During Monday’s meeting, Midland County Judge Terry Johnson defended the county’s efforts.
“I don’t think we’re here trying to ban a book,” he said. “You can have them in your library just put them over where only the adults can look at them.”
However, Midland County Library Director Debbie Garza pointed out the new standard the commissioners were adopting was not as cut and dry as they believed. “By the definition of the Texas Penal Code,” she said, “we don’t have obscene books in the children’s section. I don’t believe we even have obscene books in the library.”
Even though the definitions adopted by the commissioners outline what material should be considered obscene or harmful to children, they also have huge caveats.

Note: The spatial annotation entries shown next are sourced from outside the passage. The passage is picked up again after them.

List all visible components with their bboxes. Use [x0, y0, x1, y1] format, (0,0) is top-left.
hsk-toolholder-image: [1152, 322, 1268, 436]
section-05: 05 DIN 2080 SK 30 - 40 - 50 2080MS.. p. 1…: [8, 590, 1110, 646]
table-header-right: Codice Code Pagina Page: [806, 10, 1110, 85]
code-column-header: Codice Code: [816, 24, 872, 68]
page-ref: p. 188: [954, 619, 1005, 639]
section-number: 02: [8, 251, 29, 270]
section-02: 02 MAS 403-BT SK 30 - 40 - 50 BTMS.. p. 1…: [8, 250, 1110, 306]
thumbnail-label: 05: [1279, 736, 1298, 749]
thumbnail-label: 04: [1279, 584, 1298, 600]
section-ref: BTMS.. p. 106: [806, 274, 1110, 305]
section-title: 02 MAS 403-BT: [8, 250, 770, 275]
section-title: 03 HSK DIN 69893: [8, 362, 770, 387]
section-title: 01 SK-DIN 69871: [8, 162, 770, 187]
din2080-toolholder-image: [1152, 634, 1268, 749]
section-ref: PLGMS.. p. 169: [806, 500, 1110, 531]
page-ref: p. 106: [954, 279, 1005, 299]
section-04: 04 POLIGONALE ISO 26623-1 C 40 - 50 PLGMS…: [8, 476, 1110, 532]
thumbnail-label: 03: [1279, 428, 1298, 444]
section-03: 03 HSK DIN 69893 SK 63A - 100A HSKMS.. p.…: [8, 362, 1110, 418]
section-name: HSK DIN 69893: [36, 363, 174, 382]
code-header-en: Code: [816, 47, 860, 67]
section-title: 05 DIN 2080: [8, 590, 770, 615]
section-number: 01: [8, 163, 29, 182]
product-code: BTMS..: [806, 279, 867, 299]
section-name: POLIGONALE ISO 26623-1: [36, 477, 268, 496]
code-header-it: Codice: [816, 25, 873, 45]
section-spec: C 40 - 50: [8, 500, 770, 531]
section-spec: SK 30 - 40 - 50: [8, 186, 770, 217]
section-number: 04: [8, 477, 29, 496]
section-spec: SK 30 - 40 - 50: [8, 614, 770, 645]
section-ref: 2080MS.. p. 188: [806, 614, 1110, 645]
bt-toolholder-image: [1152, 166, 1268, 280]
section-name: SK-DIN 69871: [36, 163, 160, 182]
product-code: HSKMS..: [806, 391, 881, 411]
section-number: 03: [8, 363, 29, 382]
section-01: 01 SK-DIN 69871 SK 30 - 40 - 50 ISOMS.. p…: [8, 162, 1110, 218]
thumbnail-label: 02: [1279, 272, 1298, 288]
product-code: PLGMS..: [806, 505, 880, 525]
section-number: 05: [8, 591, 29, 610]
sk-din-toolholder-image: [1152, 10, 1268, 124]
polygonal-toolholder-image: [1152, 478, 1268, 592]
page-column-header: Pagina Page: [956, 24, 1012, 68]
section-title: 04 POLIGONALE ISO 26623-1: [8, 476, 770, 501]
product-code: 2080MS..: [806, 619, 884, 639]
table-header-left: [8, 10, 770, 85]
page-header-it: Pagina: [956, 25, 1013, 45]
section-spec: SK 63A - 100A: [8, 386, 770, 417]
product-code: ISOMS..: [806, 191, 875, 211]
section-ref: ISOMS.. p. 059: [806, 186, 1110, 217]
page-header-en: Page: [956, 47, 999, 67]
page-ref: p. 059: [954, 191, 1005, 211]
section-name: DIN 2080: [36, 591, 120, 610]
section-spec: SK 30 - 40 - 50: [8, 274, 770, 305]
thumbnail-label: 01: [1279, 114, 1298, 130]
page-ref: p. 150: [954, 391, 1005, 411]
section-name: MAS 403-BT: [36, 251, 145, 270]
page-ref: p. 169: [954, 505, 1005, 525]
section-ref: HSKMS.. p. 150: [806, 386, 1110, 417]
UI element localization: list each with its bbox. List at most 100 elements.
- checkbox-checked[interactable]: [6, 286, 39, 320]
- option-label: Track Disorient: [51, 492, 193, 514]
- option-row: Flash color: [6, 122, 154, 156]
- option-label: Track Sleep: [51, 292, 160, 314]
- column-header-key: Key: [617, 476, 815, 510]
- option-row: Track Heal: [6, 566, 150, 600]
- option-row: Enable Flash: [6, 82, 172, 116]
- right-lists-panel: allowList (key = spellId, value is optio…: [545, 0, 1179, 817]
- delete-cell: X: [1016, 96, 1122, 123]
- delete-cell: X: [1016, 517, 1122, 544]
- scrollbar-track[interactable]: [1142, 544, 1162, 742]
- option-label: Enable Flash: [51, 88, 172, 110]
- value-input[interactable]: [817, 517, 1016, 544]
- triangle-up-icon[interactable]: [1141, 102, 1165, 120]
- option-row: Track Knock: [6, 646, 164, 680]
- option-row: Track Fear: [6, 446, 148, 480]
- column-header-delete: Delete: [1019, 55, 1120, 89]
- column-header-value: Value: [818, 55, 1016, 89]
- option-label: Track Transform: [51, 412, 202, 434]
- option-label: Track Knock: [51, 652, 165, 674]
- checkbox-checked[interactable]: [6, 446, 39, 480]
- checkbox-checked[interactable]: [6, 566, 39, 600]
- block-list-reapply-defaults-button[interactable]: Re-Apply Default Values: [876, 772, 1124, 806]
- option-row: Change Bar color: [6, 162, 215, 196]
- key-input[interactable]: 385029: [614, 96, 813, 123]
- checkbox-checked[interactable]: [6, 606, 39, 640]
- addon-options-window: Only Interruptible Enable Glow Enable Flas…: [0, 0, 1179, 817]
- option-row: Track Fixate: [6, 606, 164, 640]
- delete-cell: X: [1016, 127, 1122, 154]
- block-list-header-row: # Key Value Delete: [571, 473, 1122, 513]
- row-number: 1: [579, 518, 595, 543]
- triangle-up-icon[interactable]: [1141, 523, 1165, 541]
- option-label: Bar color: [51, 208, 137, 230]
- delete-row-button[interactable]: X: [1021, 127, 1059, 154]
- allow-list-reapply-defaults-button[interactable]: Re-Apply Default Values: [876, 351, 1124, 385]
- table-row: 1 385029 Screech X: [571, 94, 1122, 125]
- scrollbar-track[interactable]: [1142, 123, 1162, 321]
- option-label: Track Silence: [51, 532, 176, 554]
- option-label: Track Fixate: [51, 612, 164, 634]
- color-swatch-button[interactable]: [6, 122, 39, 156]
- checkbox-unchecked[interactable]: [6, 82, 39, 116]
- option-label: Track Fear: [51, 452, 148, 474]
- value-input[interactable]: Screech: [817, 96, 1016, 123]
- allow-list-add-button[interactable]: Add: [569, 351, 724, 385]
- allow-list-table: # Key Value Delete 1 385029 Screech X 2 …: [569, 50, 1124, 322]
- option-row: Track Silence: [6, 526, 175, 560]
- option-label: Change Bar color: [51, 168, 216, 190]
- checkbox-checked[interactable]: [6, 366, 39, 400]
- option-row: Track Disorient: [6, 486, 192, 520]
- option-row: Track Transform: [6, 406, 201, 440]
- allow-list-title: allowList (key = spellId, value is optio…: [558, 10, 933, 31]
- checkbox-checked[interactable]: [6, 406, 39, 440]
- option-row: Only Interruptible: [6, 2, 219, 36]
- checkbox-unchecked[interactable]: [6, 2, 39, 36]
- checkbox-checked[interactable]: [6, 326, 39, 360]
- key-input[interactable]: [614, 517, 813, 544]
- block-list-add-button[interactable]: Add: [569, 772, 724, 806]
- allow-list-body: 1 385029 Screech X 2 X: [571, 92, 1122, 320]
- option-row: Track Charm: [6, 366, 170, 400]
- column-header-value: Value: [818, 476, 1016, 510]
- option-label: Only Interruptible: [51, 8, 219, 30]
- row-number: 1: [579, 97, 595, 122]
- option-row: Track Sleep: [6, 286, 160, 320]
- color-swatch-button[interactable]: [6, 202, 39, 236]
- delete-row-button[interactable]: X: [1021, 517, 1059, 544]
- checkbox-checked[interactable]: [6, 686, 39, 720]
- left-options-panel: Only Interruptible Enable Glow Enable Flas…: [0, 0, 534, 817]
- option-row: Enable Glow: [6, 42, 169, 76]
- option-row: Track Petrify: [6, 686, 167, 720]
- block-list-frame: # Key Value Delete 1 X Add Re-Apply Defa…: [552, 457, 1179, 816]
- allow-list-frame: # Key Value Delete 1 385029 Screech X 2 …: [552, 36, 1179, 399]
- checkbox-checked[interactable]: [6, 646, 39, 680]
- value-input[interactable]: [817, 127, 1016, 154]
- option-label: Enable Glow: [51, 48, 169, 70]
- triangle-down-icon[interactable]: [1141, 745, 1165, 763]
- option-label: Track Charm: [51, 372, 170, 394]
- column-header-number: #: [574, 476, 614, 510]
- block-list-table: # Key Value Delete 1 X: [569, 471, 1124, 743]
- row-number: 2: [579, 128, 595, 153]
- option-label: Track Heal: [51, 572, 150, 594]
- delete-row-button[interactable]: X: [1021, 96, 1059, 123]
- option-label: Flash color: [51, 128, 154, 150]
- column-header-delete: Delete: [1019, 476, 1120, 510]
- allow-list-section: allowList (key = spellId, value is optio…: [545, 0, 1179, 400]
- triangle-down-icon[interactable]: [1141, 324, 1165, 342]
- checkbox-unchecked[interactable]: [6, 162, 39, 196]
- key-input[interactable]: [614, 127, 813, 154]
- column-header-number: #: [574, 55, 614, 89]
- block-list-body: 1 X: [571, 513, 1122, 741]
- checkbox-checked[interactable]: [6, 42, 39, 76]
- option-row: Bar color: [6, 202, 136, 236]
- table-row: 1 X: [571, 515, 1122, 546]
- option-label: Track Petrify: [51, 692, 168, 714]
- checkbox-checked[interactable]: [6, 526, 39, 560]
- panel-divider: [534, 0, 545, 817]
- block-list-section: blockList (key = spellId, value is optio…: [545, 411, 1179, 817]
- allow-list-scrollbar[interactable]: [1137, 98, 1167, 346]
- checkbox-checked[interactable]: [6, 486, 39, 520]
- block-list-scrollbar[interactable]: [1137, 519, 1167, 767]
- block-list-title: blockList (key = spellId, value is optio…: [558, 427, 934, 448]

The penal code’s definition of obscene states that for any material — books or otherwise — to be considered criminally obscene, it must as a whole “lack serious literary, artistic, political, and scientific value.”
Similarly, the criminal standard for material harmful to children says a work only qualifies as such, if it “is utterly without redeeming social value for minors.”
Garza said, “[The law] speaks to the work as a whole, the entire work, not just sections of the work, not just one panel or one illustration or a phrase or a word.”
Midland County Attorney Russell Malm backed up Garza’s assertion to the commissioners. He explained, “You can’t just look at one section and go ‘I find this incredibly offensive, I think this is obscene.”
He also noted that if there were any books that met the state’s standard for being obscene or harmful to children — it would be a crime. “No librarian in Midland County or anywhere in Texas has ever been able to put books in the library that violate those two sections [of the penal code],” Malm said.
The county officials still seemed confused on the matter as they moved to vote on the obscenity policy. Two commissioners abstained from voting and one voted against the policy, but it still passed with Judge Johnson and Commissioner Anderson voting in favor of it.
However, it is unclear what, if any, effect the new policy will have on library operations.